The machine

In this book, independent of the specific Rust techniques, we'll attempt to teach a kind of mechanical sympathy with the modern parallel computer. There are two model kinds of parallelism we'll touch on—concurrent memory operations and data parallelism. We'll spend most of our time in this book on concurrent memory operations, the kind of parallelism in which multiple CPUs contend to manipulate a shared, addressable memory. Data parallelism, where the CPU is able to operate with a single or multiple instructions on multiple words at a time concurrently, will be touched on, but the details are CPU specific, and the necessary intrinsics are only now becoming available in the base language as this book goes to press. Fortunately, Rust, as a systems language with modern library management, will easily allow us to pull in an appropriate library and emit the correct instructions, or we could inline the assembly ourselves.

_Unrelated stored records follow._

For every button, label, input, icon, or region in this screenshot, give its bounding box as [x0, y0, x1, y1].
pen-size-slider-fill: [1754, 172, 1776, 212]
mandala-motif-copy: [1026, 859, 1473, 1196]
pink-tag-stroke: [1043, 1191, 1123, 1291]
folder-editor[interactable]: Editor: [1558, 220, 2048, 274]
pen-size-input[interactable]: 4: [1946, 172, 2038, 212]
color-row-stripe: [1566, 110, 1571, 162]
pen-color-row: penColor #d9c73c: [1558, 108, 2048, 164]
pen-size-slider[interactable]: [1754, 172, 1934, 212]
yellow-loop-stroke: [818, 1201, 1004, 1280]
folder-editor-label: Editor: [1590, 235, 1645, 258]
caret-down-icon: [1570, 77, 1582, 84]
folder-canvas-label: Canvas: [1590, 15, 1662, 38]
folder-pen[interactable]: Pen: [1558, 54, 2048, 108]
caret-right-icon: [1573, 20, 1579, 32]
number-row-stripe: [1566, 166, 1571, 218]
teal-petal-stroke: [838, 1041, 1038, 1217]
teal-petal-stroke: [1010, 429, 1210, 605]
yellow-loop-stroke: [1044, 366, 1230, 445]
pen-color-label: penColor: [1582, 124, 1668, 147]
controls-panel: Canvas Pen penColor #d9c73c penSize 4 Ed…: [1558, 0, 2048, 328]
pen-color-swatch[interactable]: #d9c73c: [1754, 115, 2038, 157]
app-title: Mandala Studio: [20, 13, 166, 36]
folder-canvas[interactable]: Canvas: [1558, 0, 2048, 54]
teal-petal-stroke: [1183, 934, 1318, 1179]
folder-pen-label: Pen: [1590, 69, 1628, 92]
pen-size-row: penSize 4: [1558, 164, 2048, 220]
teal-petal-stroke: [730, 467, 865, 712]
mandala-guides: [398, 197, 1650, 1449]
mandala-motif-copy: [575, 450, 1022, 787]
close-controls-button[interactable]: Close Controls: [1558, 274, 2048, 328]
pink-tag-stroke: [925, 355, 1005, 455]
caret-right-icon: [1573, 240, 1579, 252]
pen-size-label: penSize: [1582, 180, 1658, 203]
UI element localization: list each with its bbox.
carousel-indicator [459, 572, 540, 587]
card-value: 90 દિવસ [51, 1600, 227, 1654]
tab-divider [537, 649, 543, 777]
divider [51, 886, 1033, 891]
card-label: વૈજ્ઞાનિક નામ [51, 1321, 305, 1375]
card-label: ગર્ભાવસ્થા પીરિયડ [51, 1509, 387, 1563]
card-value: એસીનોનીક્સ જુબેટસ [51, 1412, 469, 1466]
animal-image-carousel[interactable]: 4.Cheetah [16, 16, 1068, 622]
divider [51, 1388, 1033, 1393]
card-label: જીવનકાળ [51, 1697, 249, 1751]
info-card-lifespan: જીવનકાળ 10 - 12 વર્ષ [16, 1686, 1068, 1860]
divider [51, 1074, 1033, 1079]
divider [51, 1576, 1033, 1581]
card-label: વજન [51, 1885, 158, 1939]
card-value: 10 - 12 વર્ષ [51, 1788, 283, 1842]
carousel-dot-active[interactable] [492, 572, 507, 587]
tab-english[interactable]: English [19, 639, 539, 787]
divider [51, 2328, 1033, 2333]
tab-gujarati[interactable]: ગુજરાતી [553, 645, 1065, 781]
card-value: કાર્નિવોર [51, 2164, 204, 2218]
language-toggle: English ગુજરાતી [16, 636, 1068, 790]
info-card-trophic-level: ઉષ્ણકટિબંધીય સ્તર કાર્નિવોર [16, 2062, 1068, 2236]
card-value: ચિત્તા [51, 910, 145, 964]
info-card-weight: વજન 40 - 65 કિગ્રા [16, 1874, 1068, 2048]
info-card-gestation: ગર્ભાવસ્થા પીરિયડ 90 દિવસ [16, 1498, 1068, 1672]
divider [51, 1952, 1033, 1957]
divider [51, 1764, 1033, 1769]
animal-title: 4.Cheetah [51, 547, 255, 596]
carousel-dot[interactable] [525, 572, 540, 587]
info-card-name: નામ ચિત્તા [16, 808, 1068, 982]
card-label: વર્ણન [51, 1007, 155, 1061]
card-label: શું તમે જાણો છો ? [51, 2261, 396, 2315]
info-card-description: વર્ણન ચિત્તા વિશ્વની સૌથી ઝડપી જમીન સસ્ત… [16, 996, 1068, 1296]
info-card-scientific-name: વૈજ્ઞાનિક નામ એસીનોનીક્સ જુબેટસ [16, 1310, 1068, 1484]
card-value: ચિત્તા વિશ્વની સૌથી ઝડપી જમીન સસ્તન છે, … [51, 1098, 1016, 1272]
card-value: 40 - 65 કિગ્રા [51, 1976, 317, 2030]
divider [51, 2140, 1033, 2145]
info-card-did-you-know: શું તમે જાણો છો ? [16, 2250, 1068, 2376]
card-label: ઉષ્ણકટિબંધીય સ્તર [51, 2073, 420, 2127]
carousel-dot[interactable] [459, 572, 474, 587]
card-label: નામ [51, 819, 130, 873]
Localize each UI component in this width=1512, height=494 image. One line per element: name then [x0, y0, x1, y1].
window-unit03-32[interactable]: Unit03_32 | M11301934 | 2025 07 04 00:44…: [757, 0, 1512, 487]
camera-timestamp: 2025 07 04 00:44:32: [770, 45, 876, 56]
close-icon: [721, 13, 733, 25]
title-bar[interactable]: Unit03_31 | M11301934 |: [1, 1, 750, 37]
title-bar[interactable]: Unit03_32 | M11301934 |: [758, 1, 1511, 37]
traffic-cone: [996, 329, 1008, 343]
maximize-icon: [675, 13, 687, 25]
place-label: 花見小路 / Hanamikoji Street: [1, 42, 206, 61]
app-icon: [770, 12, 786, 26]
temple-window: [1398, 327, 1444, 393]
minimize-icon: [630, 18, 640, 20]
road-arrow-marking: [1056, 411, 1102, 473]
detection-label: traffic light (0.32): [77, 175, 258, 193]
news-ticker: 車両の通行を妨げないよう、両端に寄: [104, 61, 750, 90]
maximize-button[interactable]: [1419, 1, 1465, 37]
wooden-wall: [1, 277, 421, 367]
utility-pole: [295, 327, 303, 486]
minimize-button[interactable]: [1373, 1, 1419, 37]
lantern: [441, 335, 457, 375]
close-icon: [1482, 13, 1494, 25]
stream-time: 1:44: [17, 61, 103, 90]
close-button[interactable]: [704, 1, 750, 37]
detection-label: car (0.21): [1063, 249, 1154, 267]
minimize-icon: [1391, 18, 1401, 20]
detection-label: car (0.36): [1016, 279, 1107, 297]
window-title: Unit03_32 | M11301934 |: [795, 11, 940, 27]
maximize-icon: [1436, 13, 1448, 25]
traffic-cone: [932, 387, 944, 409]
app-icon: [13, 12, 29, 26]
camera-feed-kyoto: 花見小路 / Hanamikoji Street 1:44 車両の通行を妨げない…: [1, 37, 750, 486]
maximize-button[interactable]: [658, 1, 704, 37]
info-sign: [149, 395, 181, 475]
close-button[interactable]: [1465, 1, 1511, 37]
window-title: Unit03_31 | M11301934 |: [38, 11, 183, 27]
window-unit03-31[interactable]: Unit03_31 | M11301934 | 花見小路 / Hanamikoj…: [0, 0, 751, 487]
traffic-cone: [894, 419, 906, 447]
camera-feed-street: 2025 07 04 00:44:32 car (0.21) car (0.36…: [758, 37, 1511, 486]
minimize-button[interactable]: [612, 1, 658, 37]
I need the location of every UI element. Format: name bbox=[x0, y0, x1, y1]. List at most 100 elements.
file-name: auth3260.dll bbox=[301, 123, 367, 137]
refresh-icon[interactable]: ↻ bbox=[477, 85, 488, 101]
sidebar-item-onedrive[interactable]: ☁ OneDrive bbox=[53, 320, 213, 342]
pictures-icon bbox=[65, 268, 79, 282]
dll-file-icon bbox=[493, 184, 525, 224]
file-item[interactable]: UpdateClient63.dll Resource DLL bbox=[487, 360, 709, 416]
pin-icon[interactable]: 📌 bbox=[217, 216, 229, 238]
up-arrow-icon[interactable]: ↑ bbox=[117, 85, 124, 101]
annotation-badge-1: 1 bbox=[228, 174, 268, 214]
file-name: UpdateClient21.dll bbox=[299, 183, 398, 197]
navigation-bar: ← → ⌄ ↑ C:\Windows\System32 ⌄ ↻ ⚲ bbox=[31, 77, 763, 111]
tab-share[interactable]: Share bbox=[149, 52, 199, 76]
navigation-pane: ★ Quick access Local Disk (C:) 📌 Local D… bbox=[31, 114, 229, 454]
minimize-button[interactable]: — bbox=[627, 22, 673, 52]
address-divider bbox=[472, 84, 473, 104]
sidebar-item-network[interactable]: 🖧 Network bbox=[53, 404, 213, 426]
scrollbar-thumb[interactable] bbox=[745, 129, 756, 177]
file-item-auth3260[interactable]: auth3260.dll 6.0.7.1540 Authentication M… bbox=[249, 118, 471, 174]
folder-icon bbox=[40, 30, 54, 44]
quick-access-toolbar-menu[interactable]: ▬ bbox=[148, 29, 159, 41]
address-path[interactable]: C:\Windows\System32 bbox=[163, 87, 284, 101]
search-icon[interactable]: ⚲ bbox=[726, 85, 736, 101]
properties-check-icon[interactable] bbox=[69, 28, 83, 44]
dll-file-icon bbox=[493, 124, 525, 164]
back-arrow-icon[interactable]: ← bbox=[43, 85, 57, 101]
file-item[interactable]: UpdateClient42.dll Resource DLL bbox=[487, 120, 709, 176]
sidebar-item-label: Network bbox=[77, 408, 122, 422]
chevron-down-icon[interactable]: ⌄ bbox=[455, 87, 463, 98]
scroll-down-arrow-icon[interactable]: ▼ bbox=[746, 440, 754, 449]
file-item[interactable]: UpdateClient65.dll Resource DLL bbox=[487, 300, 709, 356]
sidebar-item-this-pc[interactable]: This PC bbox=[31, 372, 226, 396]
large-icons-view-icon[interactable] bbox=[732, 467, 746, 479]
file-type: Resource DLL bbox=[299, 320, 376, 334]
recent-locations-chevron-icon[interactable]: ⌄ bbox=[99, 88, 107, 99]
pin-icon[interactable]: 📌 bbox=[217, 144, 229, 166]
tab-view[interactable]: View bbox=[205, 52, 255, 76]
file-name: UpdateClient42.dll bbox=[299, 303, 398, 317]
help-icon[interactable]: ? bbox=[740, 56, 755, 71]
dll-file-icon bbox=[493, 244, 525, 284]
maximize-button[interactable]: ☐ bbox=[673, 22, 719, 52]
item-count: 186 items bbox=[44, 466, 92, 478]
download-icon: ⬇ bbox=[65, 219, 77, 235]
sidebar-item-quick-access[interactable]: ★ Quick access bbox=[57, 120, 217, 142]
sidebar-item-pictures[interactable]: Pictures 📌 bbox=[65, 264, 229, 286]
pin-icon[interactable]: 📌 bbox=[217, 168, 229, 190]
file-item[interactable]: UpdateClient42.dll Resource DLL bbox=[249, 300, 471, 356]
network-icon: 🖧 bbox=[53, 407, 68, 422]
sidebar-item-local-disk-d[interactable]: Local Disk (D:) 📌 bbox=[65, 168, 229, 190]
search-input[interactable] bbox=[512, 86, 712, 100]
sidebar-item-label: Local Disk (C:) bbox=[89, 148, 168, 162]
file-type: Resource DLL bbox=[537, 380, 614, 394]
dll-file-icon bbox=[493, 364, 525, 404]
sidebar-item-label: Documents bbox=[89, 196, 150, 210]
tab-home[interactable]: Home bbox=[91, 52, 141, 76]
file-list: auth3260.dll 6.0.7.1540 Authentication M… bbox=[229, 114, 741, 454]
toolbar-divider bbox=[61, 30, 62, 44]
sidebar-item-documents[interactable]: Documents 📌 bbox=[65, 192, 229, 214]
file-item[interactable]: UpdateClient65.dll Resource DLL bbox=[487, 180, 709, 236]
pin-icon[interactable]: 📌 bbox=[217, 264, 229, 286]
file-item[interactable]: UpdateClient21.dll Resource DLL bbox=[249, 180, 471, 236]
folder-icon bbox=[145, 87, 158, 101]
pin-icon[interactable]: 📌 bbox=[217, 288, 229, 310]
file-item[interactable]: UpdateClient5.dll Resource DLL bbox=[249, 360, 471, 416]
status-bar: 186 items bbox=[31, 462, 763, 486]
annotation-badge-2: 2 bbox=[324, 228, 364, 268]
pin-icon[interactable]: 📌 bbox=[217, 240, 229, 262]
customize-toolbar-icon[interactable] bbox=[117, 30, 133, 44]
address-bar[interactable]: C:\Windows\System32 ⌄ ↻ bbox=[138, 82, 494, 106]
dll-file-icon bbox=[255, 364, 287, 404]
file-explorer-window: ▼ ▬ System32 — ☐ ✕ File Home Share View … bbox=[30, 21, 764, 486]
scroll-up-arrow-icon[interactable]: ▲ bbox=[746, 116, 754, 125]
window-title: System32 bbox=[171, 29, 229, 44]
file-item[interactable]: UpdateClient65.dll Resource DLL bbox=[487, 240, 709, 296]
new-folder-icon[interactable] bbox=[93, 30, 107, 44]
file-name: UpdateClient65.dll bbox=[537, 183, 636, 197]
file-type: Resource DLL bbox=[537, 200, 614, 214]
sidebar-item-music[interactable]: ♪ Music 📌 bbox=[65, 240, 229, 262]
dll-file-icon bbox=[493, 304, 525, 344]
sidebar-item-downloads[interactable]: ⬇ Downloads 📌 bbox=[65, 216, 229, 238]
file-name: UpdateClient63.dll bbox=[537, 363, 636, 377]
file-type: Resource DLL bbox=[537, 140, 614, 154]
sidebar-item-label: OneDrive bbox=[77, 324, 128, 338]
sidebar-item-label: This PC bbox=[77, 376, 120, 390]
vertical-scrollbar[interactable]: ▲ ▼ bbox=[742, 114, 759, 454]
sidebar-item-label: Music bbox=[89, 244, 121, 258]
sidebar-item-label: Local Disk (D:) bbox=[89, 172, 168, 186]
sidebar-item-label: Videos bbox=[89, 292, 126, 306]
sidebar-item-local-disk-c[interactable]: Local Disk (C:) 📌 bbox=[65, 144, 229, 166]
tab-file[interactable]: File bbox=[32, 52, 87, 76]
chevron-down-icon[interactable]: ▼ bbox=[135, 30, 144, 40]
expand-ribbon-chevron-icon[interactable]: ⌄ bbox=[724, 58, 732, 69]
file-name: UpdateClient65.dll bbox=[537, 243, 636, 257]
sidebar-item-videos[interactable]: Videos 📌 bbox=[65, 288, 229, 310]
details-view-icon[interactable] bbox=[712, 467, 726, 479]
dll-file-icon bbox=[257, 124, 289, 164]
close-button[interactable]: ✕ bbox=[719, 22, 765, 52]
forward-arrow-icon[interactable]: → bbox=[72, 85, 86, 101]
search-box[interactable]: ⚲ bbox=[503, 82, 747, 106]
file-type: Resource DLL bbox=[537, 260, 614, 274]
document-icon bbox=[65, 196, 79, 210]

Literature on the abstract construction of algorithms for parallel machines must choose a machine model to operate under. The parallel random access machine (PRAM) is common in the literature. In this book, we will focus on two concrete machine architectures:

• x86
• ARM

These machines were chosen because they are common and because they each have specific properties that will be important when we get to Chapter 6, Atomics – the Primitives of Synchronization. Actual machines deviate from the the PRAM model in important ways. Most obviously, actual machines have a limited number of CPUs and a bounded amount of RAM. Memory locations are not uniformly accessible from each CPU; in fact, cache hierarchies have a significant impact on the performance of computer programs. None of this is to say that PRAM is an absurd simplification, nor is this true of any other model you'll find in literature. What should be understood is that as we work, we'll need to draw lines of abstraction out of necessity, where further detail does not improve our ability to solve problems well. We also have to understand how our abstractions, suited to our own work, relate to the abstractions of others so that we can learn and share. In this book, we will concern ourselves with empirical methods for understanding our machines, involving careful measurement, examination of assembly code, and experimentation with alternative implementations. This will be combined with an abstract model of our machines, more specific to today's machines than PRAM, but still, in the details, focusing on total cache layers, cache sizes, bus speeds, microcode versions, and so forth. The reader is encouraged to add more specificity should the need arise and should they feel so emboldened.